Between 1850 and 1873, Jefferson was one of the most important commercial and immigration centers in Texas and the largest inland port, surpassed only by Galveston in commerce and industry. Jefferson is located beside Big Cypress Bayou, a navigation route that flowed east for forty miles through a chain of lakes and waterways to connect with the Red River in Louisiana. The massive log jam on the Red known as the Great Raft, clogging the river and backing water into tributaries and lakes, had raised Big Cypress Bayou’s water level to a height that made it navigable for sternwheelers from the Mississippi River.
Allen Urquhart, a surveyor from North Carolina, located the 640-acre town in 1841 on a bend of Big Cypress Bayou, and Jefferson first appeared on a Texas map in 1844. Urquhart’s formal plan, drawn in 1846, shows streets running parallel to the bayou to take full advantage of the riverfront for warehouses, and avenues perpendicular to the water’s edge to facilitate easy dispersal of cargoes from the steamboats. Jefferson’s cofounder Daniel N. Alley purchased a 586-acre tract in 1845 adjoining Urquhart’s on the northwest for a residential development that became known as “Alley’s Addition.” He oriented his streets on a north–south axis, intersecting Urquhart’s along Line Street, where the two tracts met at 45-degree angles.
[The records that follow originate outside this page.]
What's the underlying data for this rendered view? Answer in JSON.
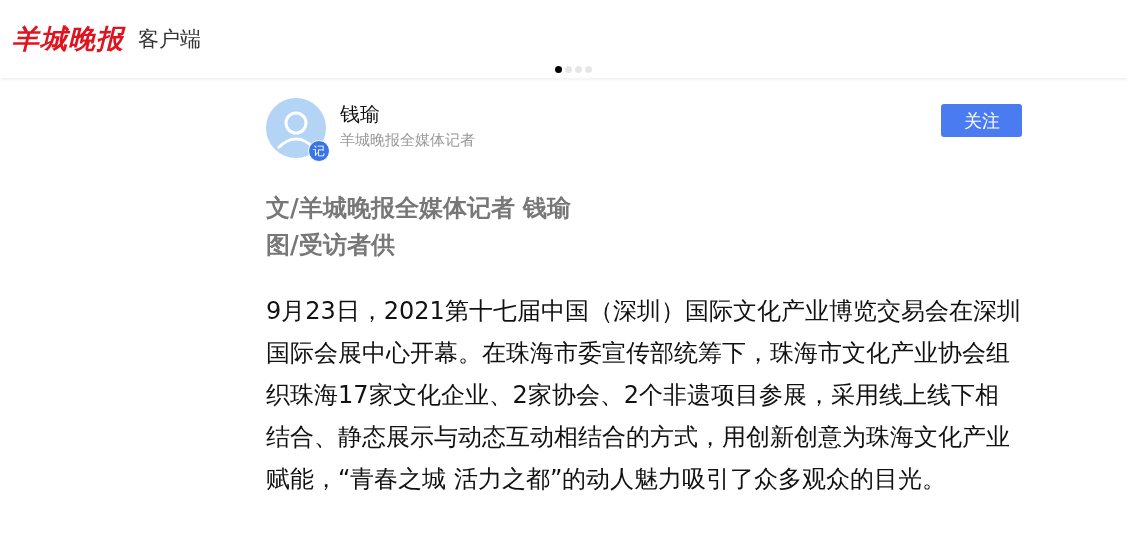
{
  "header": {
    "logo": "羊城晚报",
    "subtitle": "客户端"
  },
  "pager": [
    {
      "selected": true
    },
    {
      "selected": false
    },
    {
      "selected": false
    },
    {
      "selected": false
    }
  ],
  "author": {
    "badge": "记",
    "name": "钱瑜",
    "title": "羊城晚报全媒体记者",
    "follow_button": "关注"
  },
  "byline": [
    "文/羊城晚报全媒体记者 钱瑜",
    "图/受访者供"
  ],
  "body": "9月23日，2021第十七届中国（深圳）国际文化产业博览交易会在深圳国际会展中心开幕。在珠海市委宣传部统筹下，珠海市文化产业协会组织珠海17家文化企业、2家协会、2个非遗项目参展，采用线上线下相结合、静态展示与动态互动相结合的方式，用创新创意为珠海文化产业赋能，“青春之城 活力之都”的动人魅力吸引了众多观众的目光。"
}
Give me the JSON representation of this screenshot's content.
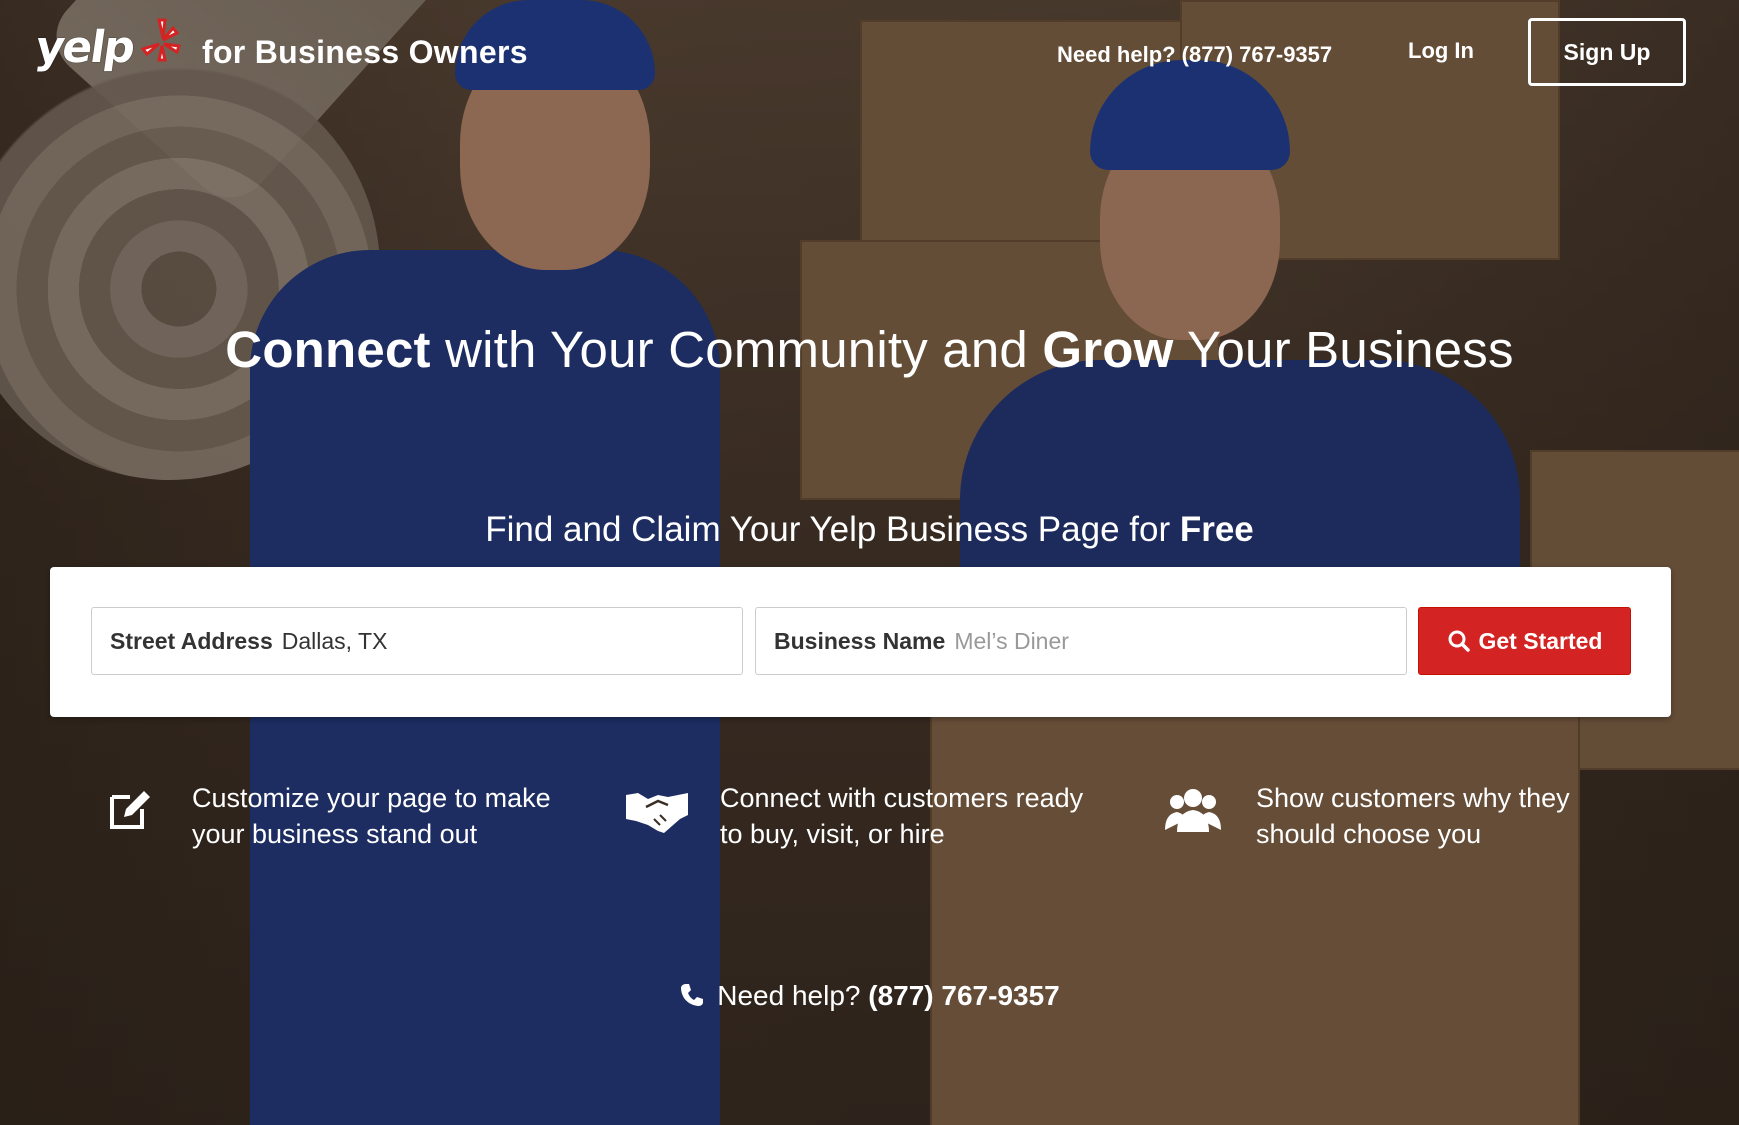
{
  "header": {
    "logo_text": "yelp",
    "tagline": "for Business Owners",
    "help_text": "Need help? (877) 767-9357",
    "login_label": "Log In",
    "signup_label": "Sign Up"
  },
  "hero": {
    "headline": {
      "part1_bold": "Connect",
      "part2": " with Your Community and ",
      "part3_bold": "Grow",
      "part4": " Your Business"
    },
    "subhead": {
      "text": "Find and Claim Your Yelp Business Page for ",
      "bold": "Free"
    }
  },
  "search": {
    "address_label": "Street Address",
    "address_value": "Dallas, TX",
    "business_label": "Business Name",
    "business_placeholder": "Mel’s Diner",
    "cta_label": "Get Started"
  },
  "features": [
    {
      "icon": "edit-icon",
      "text": "Customize your page to make your business stand out"
    },
    {
      "icon": "handshake-icon",
      "text": "Connect with customers ready to buy, visit, or hire"
    },
    {
      "icon": "people-icon",
      "text": "Show customers why they should choose you"
    }
  ],
  "footer_help": {
    "text": "Need help? ",
    "phone": "(877) 767-9357"
  },
  "colors": {
    "brand_red": "#d32323",
    "text_white": "#ffffff"
  }
}
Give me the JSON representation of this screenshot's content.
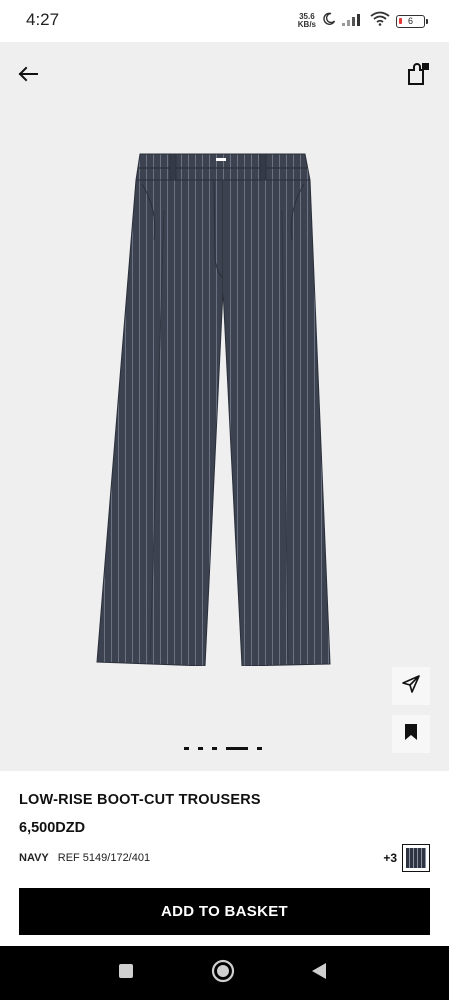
{
  "status_bar": {
    "time": "4:27",
    "net_speed_value": "35.6",
    "net_speed_unit": "KB/s",
    "battery_level": "6"
  },
  "gallery": {
    "page_count": 5,
    "active_page": 4
  },
  "product": {
    "name": "LOW-RISE BOOT-CUT TROUSERS",
    "price": "6,500DZD",
    "color_name": "NAVY",
    "reference": "REF 5149/172/401",
    "more_colors": "+3",
    "swatch_color": "#2e3440"
  },
  "actions": {
    "add_to_basket": "ADD TO BASKET"
  },
  "icons": {
    "back": "arrow-left-icon",
    "bag": "shopping-bag-icon",
    "share": "send-icon",
    "save": "bookmark-icon"
  }
}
By 1845, Jefferson’s position as a primary shipping point for agricultural exports and distribution center for northeast Texas was firmly established. Steamboats were regularly making the trip to Shreveport and New Orleans, transporting Texas cotton downstream and returning with supplies and manufactured goods. Wagon trains were organized as thousands of westward-bound immigrants poured through the city. The architecture of Jefferson’s houses began to resemble the Greek Revival houses of New Orleans, with fancy millwork, hardware, and ornamental iron from that city.
During the Civil War, Jefferson was one of the leading supply depots for the Confederate Army in the Trans-Mississippi Department, supplying shoes, beef, and cannon balls from Jefferson’s busy factories. This economic boom continued well into the Reconstruction period. Between 1860 and 1873, Jefferson quadrupled in size (from 2,000 to 8,000), ranking it the fifth largest city in the state.
In 1873, two unrelated engineering projects that had been underway for decades were completed, having a cataclysmic impact on Jefferson’s economy. The U.S. Army Corps of Engineers permanently removed the last segment of the Great Raft on the Red River, sending a free flow of water through the Red’s main channel. The raft’s removal eliminated the backwater that had raised the level of Big Cypress Bayou, and the water receded, leaving Jefferson beyond the reach of river traffic. The second event was the completion, also in 1873, of the Texas and Pacific Railway line between Marshall and the recently platted town of Texarkana. Even though this new rail line passed through Jefferson, it diminished the city’s importance as a transportation center, especially after Marshall was linked with Dallas. Jefferson’s monopoly over the trade of northeastern Texas was broken, sending the city into an economic decline from which it never recovered. Today, Jefferson is a well-preserved architectural museum, a languorous showcase of plantation houses, mansions, cottages, churches, and commercial buildings highlighting a lost, but crucial, era in the development of Texas. With its proximity to Dallas (about 170 miles), Jefferson is an attractive weekend getaway, with many of the historic houses operating as bed-and-breakfasts.